Show that if $X$ is normal, every pair of disjoint closed sets have neighborhoods whose closures are disjoint.

Here is the definition of normal space:

A topological space $X$ is said to be normal if

(i) singleton subsets (and hence finite subsets) of $X$ are closed in $X$, and

(ii) for every pair $A$ and $B$ of disjoint closed sets in $X$, there are disjoint open sets $U$ and $V$ in $X$ containing $A$ and $B$, respectively.

My Attempt:

Let $A$ and $B$ be any two disjoint closed sets in a normal space $X$. Then there exist disjoint open sets $U$ and $V$ of $X$ such that $A \subset U$ and $B \subset V$.

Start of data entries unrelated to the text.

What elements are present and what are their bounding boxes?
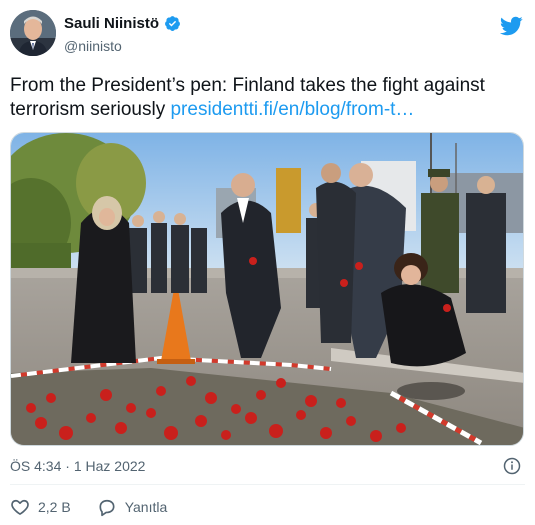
- heart-icon: [11, 499, 29, 515]
- reply-bubble-icon: [99, 499, 115, 517]
- reply-label: Yanıtla: [124, 499, 168, 515]
- tweet-time: ÖS 4:34: [10, 458, 62, 474]
- like-button[interactable]: 2,2 B: [10, 497, 71, 517]
- tweet-date: 1 Haz 2022: [73, 458, 146, 474]
- tweet-actions: 2,2 B Yanıtla: [10, 497, 193, 517]
- like-count: 2,2 B: [38, 499, 71, 515]
- author-handle[interactable]: @niinisto: [64, 38, 122, 54]
- tweet-link[interactable]: presidentti.fi/en/blog/from-t…: [170, 99, 414, 120]
- tweet-text: From the President’s pen: Finland takes …: [10, 74, 522, 122]
- reply-button[interactable]: Yanıtla: [97, 497, 168, 517]
- divider: [10, 484, 525, 485]
- tweet-timestamp[interactable]: ÖS 4:34 · 1 Haz 2022: [10, 458, 145, 474]
- tweet-photo[interactable]: [10, 132, 524, 446]
- author-name-row[interactable]: Sauli Niinistö: [64, 15, 181, 32]
- info-icon[interactable]: [503, 457, 521, 475]
- display-name[interactable]: Sauli Niinistö: [64, 15, 159, 32]
- tweet-card: Sauli Niinistö @niinisto From the Presid…: [0, 0, 535, 525]
- meta-separator: ·: [61, 458, 74, 474]
- verified-badge-icon: [165, 16, 180, 31]
- avatar[interactable]: [10, 10, 56, 56]
- twitter-bird-icon[interactable]: [499, 14, 523, 38]
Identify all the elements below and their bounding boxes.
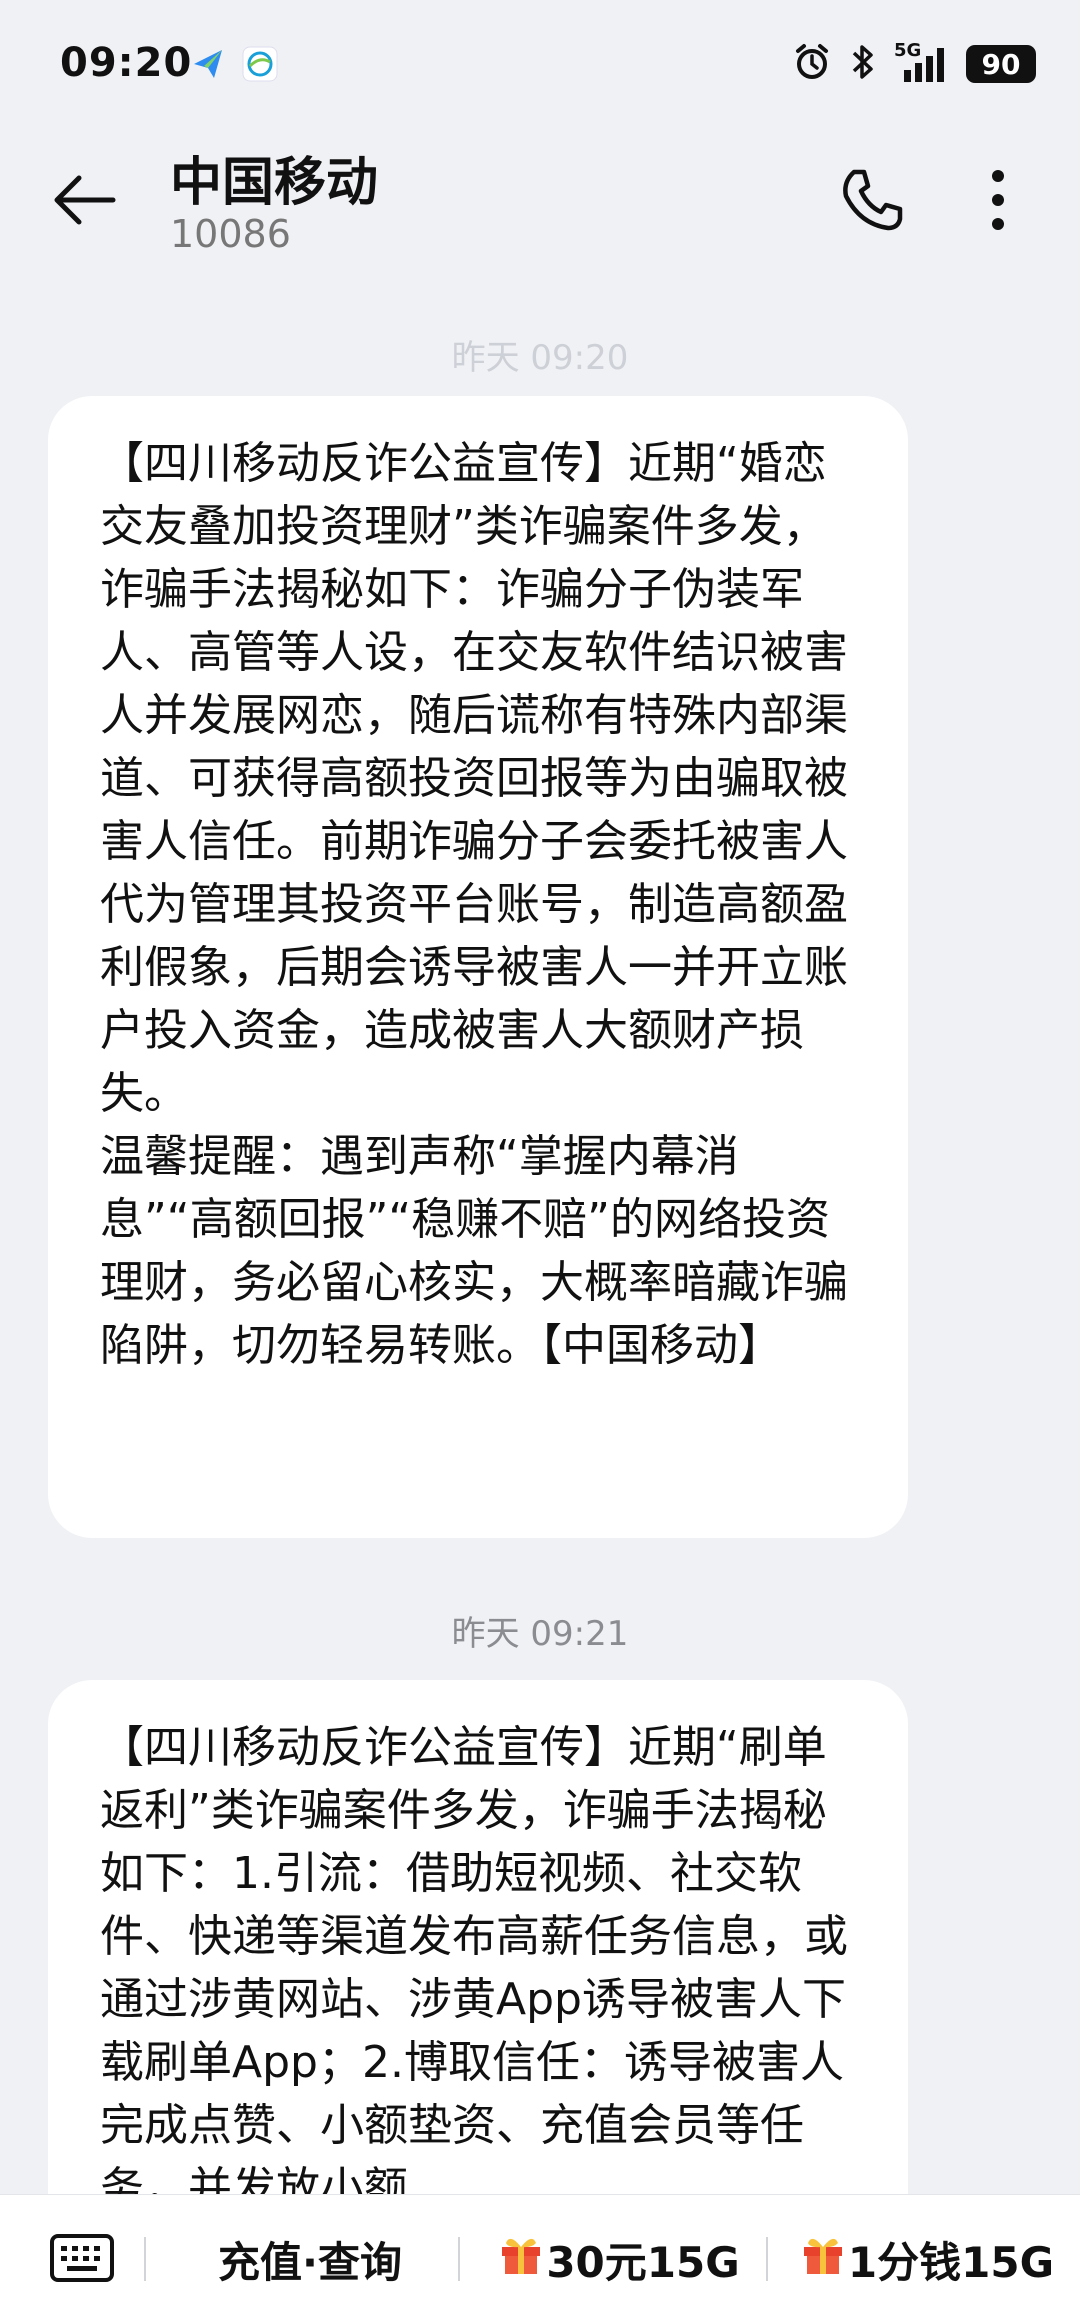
status-time: 09:20 (60, 40, 193, 86)
signal-5g-icon: 5G (894, 40, 948, 84)
call-button[interactable] (832, 160, 912, 240)
more-vertical-icon (992, 170, 1004, 230)
message-bubble[interactable]: 【四川移动反诈公益宣传】近期“婚恋交友叠加投资理财”类诈骗案件多发，诈骗手法揭秘… (48, 396, 908, 1538)
status-indicators: 5G 90 (792, 40, 1036, 86)
status-bar: 09:20 5G 90 (0, 0, 1080, 130)
menu-label: 1分钱15G (847, 2237, 1055, 2287)
menu-divider (458, 2237, 460, 2281)
message-timestamp-faded: 昨天 09:20 (451, 338, 629, 378)
back-button[interactable] (44, 160, 124, 240)
arrow-left-icon (54, 175, 116, 225)
menu-divider (766, 2237, 768, 2281)
phone-icon (843, 169, 903, 231)
sms-conversation-screen: 09:20 5G 90 中国移动 10086 昨天 09:20 【四川移动反诈公… (0, 0, 1080, 2322)
menu-recharge-query[interactable]: 充值·查询 (160, 2195, 460, 2322)
alarm-icon (792, 42, 832, 86)
contact-name: 中国移动 (170, 153, 379, 213)
bottom-menu-bar: 充值·查询 30元15G 1分钱15G (0, 2194, 1080, 2322)
paper-plane-icon (190, 46, 226, 82)
conversation-header: 中国移动 10086 (0, 130, 1080, 280)
menu-label: 充值·查询 (218, 2237, 402, 2287)
menu-package-1fen[interactable]: 1分钱15G (782, 2195, 1072, 2322)
keyboard-toggle-button[interactable] (46, 2225, 118, 2291)
message-timestamp: 昨天 09:21 (451, 1614, 629, 1654)
menu-divider (144, 2237, 146, 2281)
bluetooth-icon (850, 42, 876, 86)
china-mobile-logo-icon (242, 46, 278, 82)
status-app-icons (190, 46, 278, 82)
menu-label: 30元15G (546, 2237, 740, 2287)
contact-number: 10086 (170, 212, 291, 256)
gift-icon (800, 2231, 846, 2288)
keyboard-icon (50, 2234, 114, 2282)
menu-package-30[interactable]: 30元15G (474, 2195, 764, 2322)
gift-icon (498, 2231, 544, 2288)
battery-icon: 90 (966, 45, 1036, 83)
more-options-button[interactable] (958, 160, 1038, 240)
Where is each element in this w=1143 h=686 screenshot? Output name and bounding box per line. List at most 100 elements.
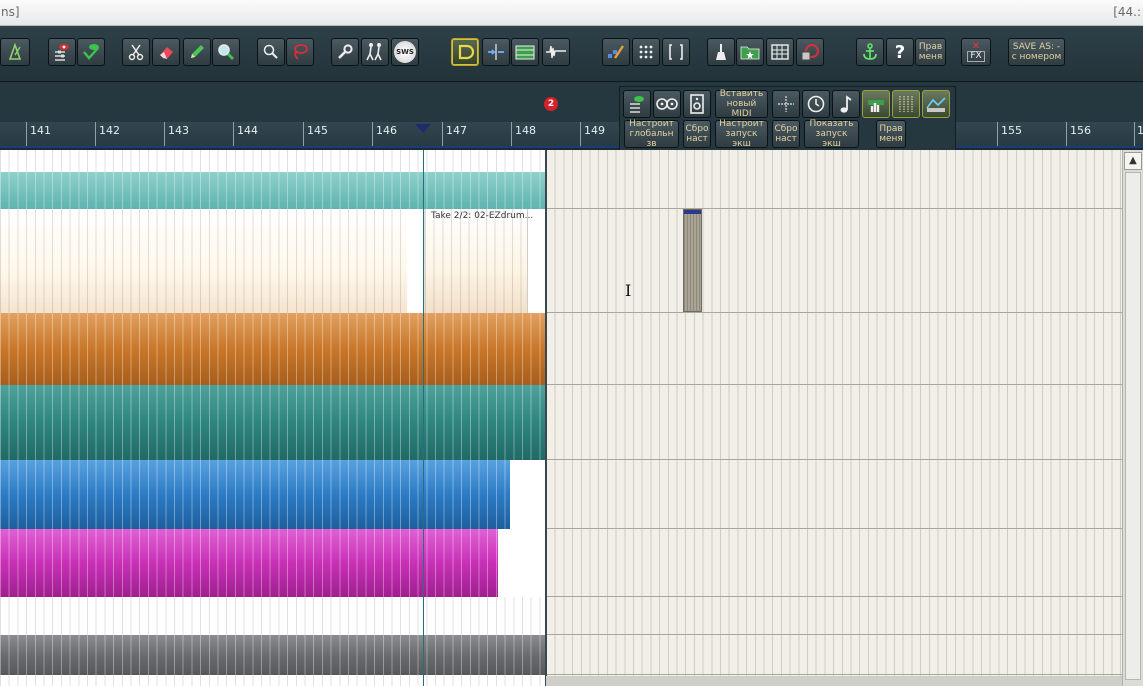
- insert-midi-label-2: новый MIDI: [726, 99, 757, 119]
- ripple-edit-button[interactable]: [482, 38, 510, 66]
- pencil-button[interactable]: [183, 38, 211, 66]
- question-mark-icon: ?: [894, 41, 906, 63]
- reset2-label-2: наст: [775, 134, 797, 144]
- eye-mixer-icon: [55, 44, 69, 61]
- arrange-view[interactable]: Take 2/2: 02-EZdrum... I: [0, 150, 1143, 686]
- float-tape-button[interactable]: [653, 90, 681, 118]
- preferences-button[interactable]: [331, 38, 359, 66]
- bar-label: 142: [99, 124, 120, 137]
- media-item-gray[interactable]: [0, 635, 546, 675]
- float-clock-button[interactable]: [802, 90, 830, 118]
- media-item-blue[interactable]: [0, 460, 510, 529]
- lasso-icon: [294, 44, 308, 60]
- float-eye-mixer-button[interactable]: [623, 90, 651, 118]
- hand-pointer-icon: [868, 100, 884, 112]
- midi-editor-button[interactable]: [602, 38, 630, 66]
- project-marker-badge[interactable]: 2: [544, 97, 558, 111]
- fx-bypass-button[interactable]: ✕ FX: [961, 38, 991, 66]
- track-magenta[interactable]: [0, 529, 546, 597]
- grid-toggle-button[interactable]: [632, 38, 660, 66]
- region-marker-lane[interactable]: [0, 82, 1143, 122]
- media-item-orange[interactable]: [0, 313, 546, 385]
- horizontal-scrollbar[interactable]: [546, 676, 1122, 686]
- edit-menu-button[interactable]: Прав меня: [915, 38, 946, 66]
- media-item-take-2[interactable]: [424, 209, 528, 313]
- float-hand-button[interactable]: [862, 90, 890, 118]
- global-settings-button[interactable]: Настроит глобальн зв: [624, 119, 679, 149]
- show-tracks-button[interactable]: [77, 38, 105, 66]
- scroll-up-button[interactable]: ▲: [1124, 152, 1142, 170]
- track-items-area: [0, 150, 546, 686]
- media-item-teal-dark[interactable]: [0, 385, 546, 460]
- timeline-ruler[interactable]: 141 142 143 144 145 146 147 148 149 155 …: [0, 122, 1143, 148]
- float-edit-menu-button[interactable]: Прав меня: [876, 120, 906, 148]
- float-edit-menu-label-2: меня: [879, 134, 903, 144]
- media-explorer-button[interactable]: [511, 38, 539, 66]
- split-items-button[interactable]: [122, 38, 150, 66]
- insert-midi-button[interactable]: Вставить новый MIDI: [715, 89, 768, 119]
- empty-timeline-grid[interactable]: [546, 150, 1122, 686]
- media-item-take-1[interactable]: [0, 209, 407, 313]
- reset-label-1: Сбро: [685, 124, 709, 134]
- bar-label: 144: [237, 124, 258, 137]
- float-envelope-button[interactable]: [922, 90, 950, 118]
- bar-label: 148: [515, 124, 536, 137]
- pen-blocks-icon: [608, 45, 624, 59]
- track-empty-3[interactable]: [0, 675, 546, 686]
- bar-label: 141: [30, 124, 51, 137]
- metronome-button[interactable]: [0, 38, 30, 66]
- project-folder-button[interactable]: [736, 38, 764, 66]
- show-launch-button[interactable]: Показать запуск экш: [804, 119, 859, 149]
- edit-menu-label-2: меня: [918, 52, 943, 62]
- scroll-thumb[interactable]: [1125, 172, 1141, 680]
- loop-tool-button[interactable]: [286, 38, 314, 66]
- reset-settings-2-button[interactable]: Сбро наст: [772, 120, 800, 148]
- erase-button[interactable]: [152, 38, 180, 66]
- eye-check-icon: [83, 44, 99, 60]
- waveform-button[interactable]: [542, 38, 570, 66]
- table-view-button[interactable]: [766, 38, 794, 66]
- music-note-icon: [840, 95, 852, 113]
- item-bracket-button[interactable]: [662, 38, 690, 66]
- vertical-scrollbar[interactable]: ▲: [1122, 150, 1143, 686]
- find-button[interactable]: [257, 38, 285, 66]
- floating-toolbar: Вставить новый MIDI Настроит глобальн зв…: [619, 86, 956, 151]
- edit-cursor-line: [423, 150, 424, 686]
- edit-cursor-marker[interactable]: [415, 124, 431, 133]
- reset-settings-button[interactable]: Сбро наст: [683, 120, 711, 148]
- title-bar: ns] [44.:: [0, 0, 1143, 26]
- media-item-teal[interactable]: [0, 172, 546, 209]
- cleanup-button[interactable]: [707, 38, 735, 66]
- loop-toggle-button[interactable]: [451, 38, 479, 66]
- launch-settings-button[interactable]: Настроит запуск экш: [715, 119, 768, 149]
- track-empty[interactable]: [0, 150, 546, 172]
- global-settings-label-1: Настроит: [629, 119, 674, 129]
- project-end-line: [545, 150, 547, 686]
- grid-lines-icon: [899, 96, 913, 112]
- float-speaker-button[interactable]: [683, 90, 711, 118]
- sws-extensions-button[interactable]: SWS: [391, 38, 419, 66]
- float-note-button[interactable]: [832, 90, 860, 118]
- selected-small-item[interactable]: [683, 209, 702, 312]
- clock-icon: [807, 95, 825, 113]
- help-button[interactable]: ?: [886, 38, 914, 66]
- float-grid-lines-button[interactable]: [892, 90, 920, 118]
- save-as-button[interactable]: SAVE AS: - с номером: [1008, 38, 1065, 66]
- zoom-button[interactable]: [212, 38, 240, 66]
- film-grid-icon: [515, 45, 535, 60]
- title-text: ns]: [1, 5, 20, 19]
- bar-label: 147: [446, 124, 467, 137]
- track-visibility-button[interactable]: [48, 38, 76, 66]
- float-cursor-button[interactable]: [772, 90, 800, 118]
- bar-label: 143: [168, 124, 189, 137]
- actions-button[interactable]: [361, 38, 389, 66]
- track-take[interactable]: [0, 209, 546, 313]
- bar-label: 145: [307, 124, 328, 137]
- track-empty-2[interactable]: [0, 597, 546, 635]
- anchor-button[interactable]: [856, 38, 884, 66]
- render-button[interactable]: [796, 38, 824, 66]
- scissors-icon: [128, 44, 144, 61]
- track-blue[interactable]: [0, 460, 546, 529]
- title-right-text: [44.:: [1113, 5, 1141, 19]
- sws-icon: SWS: [394, 41, 416, 63]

Now as $A$ is a closed set in the normal space $X$ and as $U$ is an open set containing $A$, so by Lemma 31.1 (b) in Munkres there is an open set $U^\prime$ in $X$ such that $A \subset U^\prime$ and $\overline{U^\prime} \subset U$. Thus we have
$$ A \subset U^\prime \subset \overline{U^\prime} \subset U. $$

Similarly, as $B$ is a closed set in the normal space $X$ and as $V$ is an open set containing $B$, so there exists an open set $V^\prime$ in $X$ such that
$$ B \subset V^\prime \subset \overline{V^\prime} \subset V. $$

Finally, as $U$ and $V$ are disjoint and as $\overline{U^\prime} \subset U$ and $\overline{V^\prime} \subset V$, so the sets $\overline{U^\prime}$ and $\overline{V^\prime}$ are also disjoint.

Thus $U^\prime$ and $V^\prime$ are neighborhoods of sets $A$ and $B$ (i.e. open sets containing these sets), respectively, such that their closures $\overline{U^\prime}$ and $\overline{V^\prime}$ are disjoint.

The above proof is very similar to this one.

Is this proof correct? If so, is it clearly enough presented? If not, then where is it deficient?

Last but not least, does the converse also hold?

Best Answer

You ask also whether the converse statement:

A topological space $X$ such that every two disjoint closed sets have neighbourhoods with disjoint closure is normal.

This is clearly true: if $A, B \subset X$ are closed disjoint sets, by assumption there are open sets $A \subset U$, $B \subset V$ such that $\overline{U} \cap \overline{V} = \emptyset$. Then $U \cap V = \emptyset$ and $X$ is normal.